For the data_digest_mismatch_info error with client activity stopped, read the data from this object and write it again using rados get then rados put. Sorry about my mixing these two up.
#8 Updated by Robert Sander over 5 years ago
Brad Hubbard wrote:
For the data_digest_mismatch_info error with client activity stopped, read the data from this object and write it again using rados get then rados put. Sorry about my mixing these two up.
This worked. I stopped all MDS services to stop client IO on this pool.
As this was the cephfs_metadata pool I had to tell the MDS's that they have been repaired after that with "cph mds repaired <mdsid>".
On the production cluster the RBD pool is affected. Do I really need to stop the VMs and do the "get/put" repair or will the issue resolve itself when the VM does IO on the affected objects?
#9 Updated by Brad Hubbard over 5 years ago
Robert Sander wrote:
On the production cluster the RBD pool is affected. Do I really need to stop the VMs and do the "get/put" repair or will the issue resolve itself when the VM does IO on the affected objects?
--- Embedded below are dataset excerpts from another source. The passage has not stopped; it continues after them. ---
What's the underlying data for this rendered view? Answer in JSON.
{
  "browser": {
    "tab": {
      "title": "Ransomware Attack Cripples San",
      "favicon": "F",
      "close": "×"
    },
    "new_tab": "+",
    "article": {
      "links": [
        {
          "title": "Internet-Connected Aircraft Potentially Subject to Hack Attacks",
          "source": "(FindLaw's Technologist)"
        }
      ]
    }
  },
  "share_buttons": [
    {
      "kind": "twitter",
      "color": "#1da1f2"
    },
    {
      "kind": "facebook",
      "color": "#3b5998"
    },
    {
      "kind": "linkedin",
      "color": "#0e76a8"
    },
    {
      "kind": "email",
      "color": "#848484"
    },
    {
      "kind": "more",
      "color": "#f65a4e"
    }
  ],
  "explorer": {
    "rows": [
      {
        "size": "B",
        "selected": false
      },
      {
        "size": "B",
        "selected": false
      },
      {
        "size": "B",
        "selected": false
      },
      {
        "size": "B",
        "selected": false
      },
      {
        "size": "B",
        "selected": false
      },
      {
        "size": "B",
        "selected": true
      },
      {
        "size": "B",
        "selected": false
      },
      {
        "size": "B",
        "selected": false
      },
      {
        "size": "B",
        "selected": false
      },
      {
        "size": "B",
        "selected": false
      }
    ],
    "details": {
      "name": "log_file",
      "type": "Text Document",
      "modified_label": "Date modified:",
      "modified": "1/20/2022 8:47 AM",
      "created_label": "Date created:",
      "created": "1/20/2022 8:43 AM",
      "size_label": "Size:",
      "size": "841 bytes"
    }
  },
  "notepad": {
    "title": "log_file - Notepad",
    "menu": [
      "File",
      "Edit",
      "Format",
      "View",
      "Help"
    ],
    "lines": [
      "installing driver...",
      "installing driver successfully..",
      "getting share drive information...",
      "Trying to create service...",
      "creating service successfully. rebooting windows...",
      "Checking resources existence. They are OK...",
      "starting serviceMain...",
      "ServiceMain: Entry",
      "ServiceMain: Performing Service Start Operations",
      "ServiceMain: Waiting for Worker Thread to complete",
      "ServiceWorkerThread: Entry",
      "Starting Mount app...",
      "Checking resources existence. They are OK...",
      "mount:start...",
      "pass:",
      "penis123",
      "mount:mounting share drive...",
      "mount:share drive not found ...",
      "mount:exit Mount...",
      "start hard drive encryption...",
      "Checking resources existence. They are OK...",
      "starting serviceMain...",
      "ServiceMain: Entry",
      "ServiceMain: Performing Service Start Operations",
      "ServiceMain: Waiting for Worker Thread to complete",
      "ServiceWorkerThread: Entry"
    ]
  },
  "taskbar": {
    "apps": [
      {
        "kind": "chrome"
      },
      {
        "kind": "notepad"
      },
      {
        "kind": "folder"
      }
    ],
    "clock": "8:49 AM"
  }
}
You would only need to stop the VM using the image that the object belongs to and yes, as is documented, and as you have already been advised "These warnings are harmless in the sense that IO is not affected and the replicas are all still in sync. The number
of affected objects is likely to drop (possibly to zero) on their own over time as those objects are modified" I was under the impression you opened this tracker to get a more immediate solution.